I'm beginning to recall the story when his nurse walks in.

"Good morning," she says.

"Good morning."

"The doctors should be by in about an hour," she tells me.

I nod and reach for Nathan's hand. The swelling is still bad, but I hold it in mine anyway.

I tell him all about my night and the boy who I kissed, wishing so much that he would wake up and make fun of me, or ask me questions. He doesn't. And when the nurses come in to roll him slightly so he doesn't get bed sores, I take the opportunity to head out to the vending machines for some breakfast.

When I get back to the room I explain to Nathan that I need to make a fake Instagram account. If he were awake, this would be the exact thing he would love. He pretends to mind his business, but his favorite parts of the week are when he stumbles upon someone else's tea.

I walk him through every step. First, I choose a name. Easy enough. I looked at the accounts last night and what I realized is that a lot of the female accounts that interact are just pictures of food and sexy girls. I can fake that easily. I search for some picture of girls that don't include a face. I scroll far down so they aren't top in the search. Now I just have to populate my account with the pictures.

"Men are stupid if this works," I tease Nathan.

Next, I follow all the major car companies and even some local tire stores. I follow random people who do not have private accounts. By lunch time, I'm following over one hundred people or businesses and have received some followers as well. It's working. I post a picture of my vending machine haul for good measure.
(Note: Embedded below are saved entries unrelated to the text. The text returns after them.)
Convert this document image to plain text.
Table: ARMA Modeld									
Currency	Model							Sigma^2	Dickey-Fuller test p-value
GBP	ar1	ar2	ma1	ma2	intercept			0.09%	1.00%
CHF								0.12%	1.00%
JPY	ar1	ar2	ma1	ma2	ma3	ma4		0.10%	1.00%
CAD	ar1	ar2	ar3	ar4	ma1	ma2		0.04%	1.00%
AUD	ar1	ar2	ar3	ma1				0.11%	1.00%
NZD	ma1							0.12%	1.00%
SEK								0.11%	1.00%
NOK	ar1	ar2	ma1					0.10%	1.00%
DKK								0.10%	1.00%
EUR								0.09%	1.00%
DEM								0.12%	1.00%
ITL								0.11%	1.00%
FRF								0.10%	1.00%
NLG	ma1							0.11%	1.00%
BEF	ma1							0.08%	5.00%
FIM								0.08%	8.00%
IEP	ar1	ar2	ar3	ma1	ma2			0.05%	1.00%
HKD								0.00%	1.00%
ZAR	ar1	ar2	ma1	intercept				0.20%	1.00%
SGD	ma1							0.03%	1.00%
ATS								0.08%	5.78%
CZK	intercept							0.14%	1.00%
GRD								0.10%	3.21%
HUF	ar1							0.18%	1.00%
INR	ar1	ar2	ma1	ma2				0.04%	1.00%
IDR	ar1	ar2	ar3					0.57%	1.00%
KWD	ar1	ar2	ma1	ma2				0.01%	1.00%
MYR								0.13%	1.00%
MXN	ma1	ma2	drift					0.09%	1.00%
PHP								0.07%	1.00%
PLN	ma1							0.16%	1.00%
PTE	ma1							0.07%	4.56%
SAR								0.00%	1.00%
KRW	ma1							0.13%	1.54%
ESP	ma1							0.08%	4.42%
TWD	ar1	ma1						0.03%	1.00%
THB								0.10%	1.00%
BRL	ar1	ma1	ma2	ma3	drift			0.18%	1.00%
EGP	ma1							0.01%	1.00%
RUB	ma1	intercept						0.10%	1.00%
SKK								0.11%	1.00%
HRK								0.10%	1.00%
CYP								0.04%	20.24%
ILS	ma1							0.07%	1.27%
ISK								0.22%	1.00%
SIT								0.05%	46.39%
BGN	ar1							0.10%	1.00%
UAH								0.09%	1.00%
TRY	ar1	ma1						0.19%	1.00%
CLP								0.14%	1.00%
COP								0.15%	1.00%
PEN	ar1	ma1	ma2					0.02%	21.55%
The account will pass as legit to a quick glance, but if anyone really did a deeper dive, they'd see my pictures are all dated today. Over time that problem will fix itself as I add others.

The doctors come to his room as I am returning from my bathroom break after lunch. They look through his information while keeping very serious, straight faces. I watch for any sign of worry or even happiness, but they are true professionals—or robots--and don't give anything away. I tell them I'm on the release list, and they nod.
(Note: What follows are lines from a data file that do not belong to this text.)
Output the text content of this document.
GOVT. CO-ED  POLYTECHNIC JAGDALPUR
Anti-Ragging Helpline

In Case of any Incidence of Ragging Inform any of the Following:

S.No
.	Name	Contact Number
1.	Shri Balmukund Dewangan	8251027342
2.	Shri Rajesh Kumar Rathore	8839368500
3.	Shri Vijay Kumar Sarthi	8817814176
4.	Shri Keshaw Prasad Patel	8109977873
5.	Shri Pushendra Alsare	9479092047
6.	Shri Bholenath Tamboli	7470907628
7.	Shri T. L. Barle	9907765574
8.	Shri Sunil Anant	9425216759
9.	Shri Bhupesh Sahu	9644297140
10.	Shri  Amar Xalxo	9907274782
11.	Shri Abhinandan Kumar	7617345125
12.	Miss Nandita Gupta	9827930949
"Everything is stable," they tell me.

"Is he going to wake up?" I ask.

This questions always causes a moment of contemplation from the doctors, and believe me, I have asked each one.

"Right now we are just helping him heal. We will know more when we can do further testing," they say. It's no different from what I've heard already. I don't press for more.
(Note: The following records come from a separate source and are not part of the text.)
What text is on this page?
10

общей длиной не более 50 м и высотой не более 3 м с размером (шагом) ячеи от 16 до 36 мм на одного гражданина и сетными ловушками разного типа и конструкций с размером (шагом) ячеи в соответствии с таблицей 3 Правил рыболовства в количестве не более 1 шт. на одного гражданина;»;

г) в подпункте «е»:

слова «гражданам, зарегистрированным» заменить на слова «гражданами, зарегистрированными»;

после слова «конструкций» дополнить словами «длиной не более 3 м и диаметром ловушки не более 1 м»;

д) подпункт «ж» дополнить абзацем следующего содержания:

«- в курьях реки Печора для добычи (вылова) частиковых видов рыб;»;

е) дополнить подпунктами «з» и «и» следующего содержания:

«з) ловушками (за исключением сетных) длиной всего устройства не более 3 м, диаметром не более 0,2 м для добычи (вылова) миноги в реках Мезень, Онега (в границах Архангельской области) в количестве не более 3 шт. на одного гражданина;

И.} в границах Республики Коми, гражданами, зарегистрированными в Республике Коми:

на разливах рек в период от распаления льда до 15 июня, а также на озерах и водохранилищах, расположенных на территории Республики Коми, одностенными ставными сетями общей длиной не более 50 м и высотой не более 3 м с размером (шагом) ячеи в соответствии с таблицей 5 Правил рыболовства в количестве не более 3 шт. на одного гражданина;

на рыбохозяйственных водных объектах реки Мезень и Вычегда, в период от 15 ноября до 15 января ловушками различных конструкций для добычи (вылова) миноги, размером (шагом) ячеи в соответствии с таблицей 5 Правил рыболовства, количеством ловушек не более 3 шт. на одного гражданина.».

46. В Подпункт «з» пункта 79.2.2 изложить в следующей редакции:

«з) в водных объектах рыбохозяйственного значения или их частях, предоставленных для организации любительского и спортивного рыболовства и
I help to fluff the pillow behind his head and then open the blinds in his room in case what people saying about sunlight being healing is true. By the time dinnertime comes around, I've told him everything I have found out so far. I've been approved to follow two good leads. I'm stalking their profile when an Instagram story appears at the top of my phone screen.

The background is pavement and the message is just a time and the name of two streets. My heart stops. This is it. I know where they are meeting. I squeeze Nathan's hand and gather my stuff.

ME: I am going tonight.

I send the text to Elijah as I make my way out to my car. My hands are shaking. Am I really doing this? In this moment I'm so grateful he's offered to go with me and I'm hoping he responds. I'm almost home before I get his text.

ELIJAH: Wait for me. I'll pick you up.

I like the text and then run inside to change out of my sweats and into something more appropriate for being out in LA. I hear his car at the end of y street as I'm putting on my shoes.